En Cronomoto lo bueno se encuentra encerrado en multitud de cosas malas. Se habla durante paginas de gente que no quiere vivir y, sin condenar en absoluto sus suicidios o sus malas decisiones, el texto se convierte una celebración de la vida. Es desgarradora -sin que Vonnegut la escriba con desgarro- la relación con su hermana, muerta a los 41 años. Las pequeñas anécdotas que hacían esa relación auténtica. Todo lo auténtico se puede contar como algo pequeño. Si no se puede, no es auténtico. Un pariente de Vonnegut repetía la frase «si esto no es agradable, ¿qué lo es?» cada vez que la vida le sonreía. Lo sencillo es mágico. El suicidio y la alegría son dos manifestaciones palpitantes de lo mismo, del asunto extraño este de estar vivos pululando por el planeta.

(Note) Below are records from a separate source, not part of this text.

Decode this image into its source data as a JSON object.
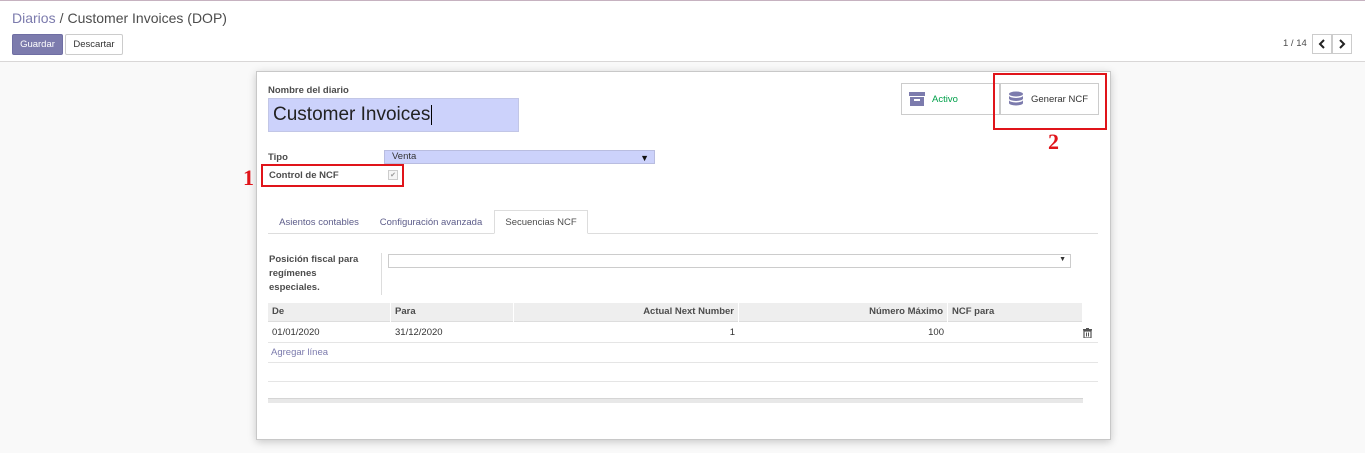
{
  "breadcrumb": {
    "parent": "Diarios",
    "separator": "/",
    "current": "Customer Invoices (DOP)"
  },
  "toolbar": {
    "save_label": "Guardar",
    "discard_label": "Descartar"
  },
  "pager": {
    "text": "1 / 14",
    "prev_icon": "chevron-left-icon",
    "next_icon": "chevron-right-icon"
  },
  "form": {
    "name_label": "Nombre del diario",
    "name_value": "Customer Invoices",
    "type_label": "Tipo",
    "type_value": "Venta",
    "ncf_control_label": "Control de NCF",
    "ncf_control_checked": true,
    "fiscal_label": "Posición fiscal para regímenes especiales.",
    "fiscal_value": ""
  },
  "stat_buttons": {
    "active_label": "Activo",
    "active_icon": "archive-icon",
    "ncf_label": "Generar NCF",
    "ncf_icon": "database-icon"
  },
  "annotations": {
    "marker1": "1",
    "marker2": "2",
    "color": "#e0141a"
  },
  "tabs": [
    {
      "label": "Asientos contables"
    },
    {
      "label": "Configuración avanzada"
    },
    {
      "label": "Secuencias NCF",
      "active": true
    }
  ],
  "table": {
    "headers": [
      "De",
      "Para",
      "Actual Next Number",
      "Número Máximo",
      "NCF para"
    ],
    "rows": [
      {
        "de": "01/01/2020",
        "para": "31/12/2020",
        "next": "1",
        "max": "100",
        "ncf": ""
      }
    ],
    "add_line": "Agregar línea",
    "delete_icon": "trash-icon"
  },
  "colors": {
    "primary": "#7c7bad",
    "active_green": "#00a04a",
    "input_focus": "#ccd2fb"
  }
}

De golpe, además, nos llegan sus ramalazos de inteligencia radical. No hay que desvelarlos en una reseña, pero podemos anunciarlos. ¿Qué tienen que ver Hitler y Édith Piaf? Vonnegut tiene un tremendo oído para enlazar lo que no parecía susceptible de ser enlazado. Lo caza al vuelo y nos lo pone delante de las narices.

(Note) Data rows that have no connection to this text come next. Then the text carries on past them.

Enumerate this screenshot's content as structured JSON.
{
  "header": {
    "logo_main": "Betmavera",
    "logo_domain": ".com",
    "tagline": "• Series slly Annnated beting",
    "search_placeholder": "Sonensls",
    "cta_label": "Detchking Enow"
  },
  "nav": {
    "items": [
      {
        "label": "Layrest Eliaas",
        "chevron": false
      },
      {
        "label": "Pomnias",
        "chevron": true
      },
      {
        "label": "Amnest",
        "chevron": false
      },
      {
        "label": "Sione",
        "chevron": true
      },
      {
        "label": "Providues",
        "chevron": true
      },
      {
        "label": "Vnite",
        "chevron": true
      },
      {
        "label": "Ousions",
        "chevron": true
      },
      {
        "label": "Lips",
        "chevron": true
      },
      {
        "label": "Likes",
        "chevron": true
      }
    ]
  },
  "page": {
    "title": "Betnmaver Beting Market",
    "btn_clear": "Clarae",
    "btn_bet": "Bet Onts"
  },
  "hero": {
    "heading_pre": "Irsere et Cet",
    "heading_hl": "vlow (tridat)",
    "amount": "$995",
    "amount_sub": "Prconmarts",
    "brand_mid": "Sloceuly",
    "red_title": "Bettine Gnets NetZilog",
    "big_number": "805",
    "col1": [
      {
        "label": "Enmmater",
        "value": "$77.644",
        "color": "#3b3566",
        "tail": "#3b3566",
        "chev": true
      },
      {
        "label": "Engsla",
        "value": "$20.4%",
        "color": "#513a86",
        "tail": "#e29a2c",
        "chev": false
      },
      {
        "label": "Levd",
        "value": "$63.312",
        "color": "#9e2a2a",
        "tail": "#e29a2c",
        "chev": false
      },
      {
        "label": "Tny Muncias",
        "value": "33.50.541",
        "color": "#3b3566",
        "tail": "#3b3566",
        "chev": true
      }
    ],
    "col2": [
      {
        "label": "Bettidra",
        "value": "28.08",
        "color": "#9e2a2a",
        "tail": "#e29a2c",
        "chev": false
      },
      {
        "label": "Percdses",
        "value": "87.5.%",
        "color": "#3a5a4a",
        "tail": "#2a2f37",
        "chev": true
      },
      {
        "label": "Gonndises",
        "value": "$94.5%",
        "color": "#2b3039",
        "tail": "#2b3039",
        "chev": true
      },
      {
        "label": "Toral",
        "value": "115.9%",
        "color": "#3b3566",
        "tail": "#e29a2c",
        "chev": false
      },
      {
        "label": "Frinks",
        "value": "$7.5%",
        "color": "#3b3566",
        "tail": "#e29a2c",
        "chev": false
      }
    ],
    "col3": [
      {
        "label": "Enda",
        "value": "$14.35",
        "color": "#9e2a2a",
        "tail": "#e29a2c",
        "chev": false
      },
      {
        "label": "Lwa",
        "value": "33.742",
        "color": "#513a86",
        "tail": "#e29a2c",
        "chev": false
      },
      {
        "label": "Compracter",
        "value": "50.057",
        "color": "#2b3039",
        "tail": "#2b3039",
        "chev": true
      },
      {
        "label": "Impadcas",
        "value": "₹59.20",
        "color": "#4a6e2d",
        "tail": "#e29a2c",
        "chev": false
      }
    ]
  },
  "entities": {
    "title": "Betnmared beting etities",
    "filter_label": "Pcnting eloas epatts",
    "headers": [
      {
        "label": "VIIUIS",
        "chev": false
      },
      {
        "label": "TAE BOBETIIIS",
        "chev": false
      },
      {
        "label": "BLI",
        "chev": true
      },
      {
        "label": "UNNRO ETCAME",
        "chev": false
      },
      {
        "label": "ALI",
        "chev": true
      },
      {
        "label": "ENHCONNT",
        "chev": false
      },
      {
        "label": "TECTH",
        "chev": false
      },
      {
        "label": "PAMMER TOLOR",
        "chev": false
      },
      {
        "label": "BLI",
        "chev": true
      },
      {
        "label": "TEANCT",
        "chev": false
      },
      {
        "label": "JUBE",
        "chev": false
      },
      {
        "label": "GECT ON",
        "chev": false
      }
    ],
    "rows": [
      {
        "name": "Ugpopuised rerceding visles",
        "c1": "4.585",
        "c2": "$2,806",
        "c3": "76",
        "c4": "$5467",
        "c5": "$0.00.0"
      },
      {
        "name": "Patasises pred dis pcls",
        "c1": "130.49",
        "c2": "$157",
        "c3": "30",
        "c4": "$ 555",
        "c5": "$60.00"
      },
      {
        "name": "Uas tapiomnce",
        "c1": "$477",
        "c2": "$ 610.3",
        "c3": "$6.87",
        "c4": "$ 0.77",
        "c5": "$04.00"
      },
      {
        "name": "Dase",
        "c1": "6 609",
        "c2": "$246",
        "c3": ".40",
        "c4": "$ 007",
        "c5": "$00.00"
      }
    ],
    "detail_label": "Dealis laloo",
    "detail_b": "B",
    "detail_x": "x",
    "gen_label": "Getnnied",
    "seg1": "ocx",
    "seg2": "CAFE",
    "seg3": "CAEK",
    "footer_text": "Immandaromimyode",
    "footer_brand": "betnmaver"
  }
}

El texto es un constante chorro de anécdotas e ideas. A mí, por ejemplo, me impactó que una de las enmiendas que el autor propone a la constitución americana sea un ritual de paso obligatorio para todos los adolescentes. Una fiesta en la que se celebrará que ya son co-responsables de lo que ocurre en la sociedad. En un mundo en la que los rituales tradicionales han sido sustituidos hace tiempo por las compras, y los templos por centros comerciales, resulta impactante la claridad y sencillez de la propuesta de Vonnegut. También introduce la idea de que el Estado haga lo posible por que a todos nos echen de menos al morir. Esto es imposible, según Vonnegut, sin familias extensas como la suya. Tener una familia extensa te salva de todo y te da sentido. Te salva de la tecnología, de la alienación, del olvido, de la depresión monopolar. El decrecimiento que nos salvará de esta monstruosidad de consumo en la que vivimos no vendrá teniendo menos hijos, sino teniendo más y dándoles todo eso que los gadgets, las compras sin pausa y el estúpido entretemiento eterno no pueden darles. La chispa en los ojos de Eugene Debs, de Kurt Vonnegut y de los cientos de miles de personas que aman sus libros.